Anyway, after the son nearly burning his eyes out incident, I had decided I needed a Plan. I find things work better when you have a Plan. Even if you can’t stick to it, you still have an idea of where you are meant to be heading and what you are meant to be doing. My plan – always wear a t-shirt and jacket instead of sweaters. Simple! I thought I was so clever. Well the weather was not conducive to the t-shirt and jacket so I had to wear a sweater. On one occasion, Sydney got a lovely eyeful of my middle-aged pale midriff as I ripped my sweater off. My daughter-in-law at least had a vague idea of what I was going through so did not die of embarrassment at the feral stripping off on the busiest thoroughfare in the city.

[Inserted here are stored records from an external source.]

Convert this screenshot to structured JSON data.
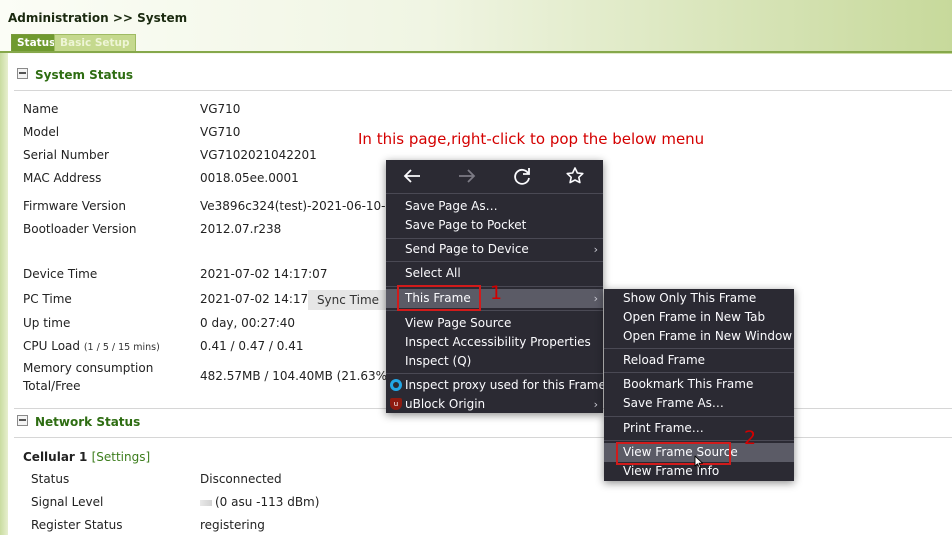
{
  "header": {
    "breadcrumb": "Administration >> System",
    "tabs": [
      {
        "label": "Status"
      },
      {
        "label": "Basic Setup"
      }
    ]
  },
  "system_status": {
    "title": "System Status",
    "rows": [
      {
        "label": "Name",
        "value": "VG710"
      },
      {
        "label": "Model",
        "value": "VG710"
      },
      {
        "label": "Serial Number",
        "value": "VG7102021042201"
      },
      {
        "label": "MAC Address",
        "value": "0018.05ee.0001"
      },
      {
        "label": "Firmware Version",
        "value": "Ve3896c324(test)-2021-06-10-18-49"
      },
      {
        "label": "Bootloader Version",
        "value": "2012.07.r238"
      },
      {
        "label": "Device Time",
        "value": "2021-07-02 14:17:07"
      },
      {
        "label": "PC Time",
        "value": "2021-07-02 14:17:08"
      },
      {
        "label": "Up time",
        "value": "0 day, 00:27:40"
      },
      {
        "label": "CPU Load",
        "label_small": "(1 / 5 / 15 mins)",
        "value": "0.41 / 0.47 / 0.41"
      },
      {
        "label": "Memory consumption",
        "label2": "Total/Free",
        "value": "482.57MB / 104.40MB (21.63%)"
      }
    ],
    "sync_time_label": "Sync Time"
  },
  "network_status": {
    "title": "Network Status",
    "cellular_label": "Cellular 1",
    "settings_link": "[Settings]",
    "rows": [
      {
        "label": "Status",
        "value": "Disconnected"
      },
      {
        "label": "Signal Level",
        "value": "(0 asu -113 dBm)"
      },
      {
        "label": "Register Status",
        "value": "registering"
      }
    ]
  },
  "annotation": {
    "instruction": "In this page,right-click to pop the below menu",
    "step1": "1",
    "step2": "2",
    "color": "#d40000"
  },
  "context_menu": {
    "nav_icons": [
      "back-arrow-icon",
      "forward-arrow-icon",
      "reload-icon",
      "bookmark-star-icon"
    ],
    "items": [
      {
        "label": "Save Page As…"
      },
      {
        "label": "Save Page to Pocket"
      },
      {
        "label": "Send Page to Device"
      },
      {
        "label": "Select All"
      },
      {
        "label": "This Frame"
      },
      {
        "label": "View Page Source"
      },
      {
        "label": "Inspect Accessibility Properties"
      },
      {
        "label": "Inspect (Q)"
      },
      {
        "label": "Inspect proxy used for this Frame"
      },
      {
        "label": "uBlock Origin"
      }
    ]
  },
  "frame_submenu": {
    "items": [
      {
        "label": "Show Only This Frame"
      },
      {
        "label": "Open Frame in New Tab"
      },
      {
        "label": "Open Frame in New Window"
      },
      {
        "label": "Reload Frame"
      },
      {
        "label": "Bookmark This Frame"
      },
      {
        "label": "Save Frame As…"
      },
      {
        "label": "Print Frame…"
      },
      {
        "label": "View Frame Source"
      },
      {
        "label": "View Frame Info"
      }
    ]
  },
  "colors": {
    "section_title": "#2e6d12",
    "menu_background": "#2b2a33",
    "menu_highlight": "#5b5b66"
  }
}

Time to change tactics. This was when I decided that a fan would be a lovely complement to my plan. Do you have any idea how stupid you look fanning yourself in freezing cold weather? I do. Especially when all the trendy young hipsters surrounding you have no clue as to why you would be fanning yourself. I suddenly felt awkward and gauche. Not something that is foreign to me, but it has certainly not been something that has caused me concern for decades. I rarely give a toss what strangers in crowded restaurants think about me. I dress for me and behave for me and choose to have the friends I have. And quite frankly I can’t be bothered with people making vapid judgements. So why the insecurity? Or rather, anxiety? Ah, yet another symptom. Something I also know nothing about. I actually had some anxiety two weeks ago and had to phone a friend to ask what was wrong with me. When she told me I laughed and told her I didn’t get anxiety. Guess I was wrong on that count.

So, where does that leave me? Well, I wasn’t planning on going through menopause until I was 55. Guess that schedule needs reviewing. So I thought, oh well, no biggy, I’ll just suck it up and get through it. I mentioned to a friend how uncomfortable the symptoms were. She told me she has a friend who has been having the symptoms for 10 years. 10 years!!! Another woman I spoke to mentioned that her Aunty has been having symptoms for over 15 years. So NOT A HAPPY CAMPER people. What next? I have decided I need to do some research and I went to see the Traditional Chinese Medicine (TCM) Dr. I have had a treatment of acupuncture and started taking a herbal remedy. I’ll let you know how it works out. And any interesting tidbits from my research. Hopefully I’ll have my happy dancing feet back on in no time at all.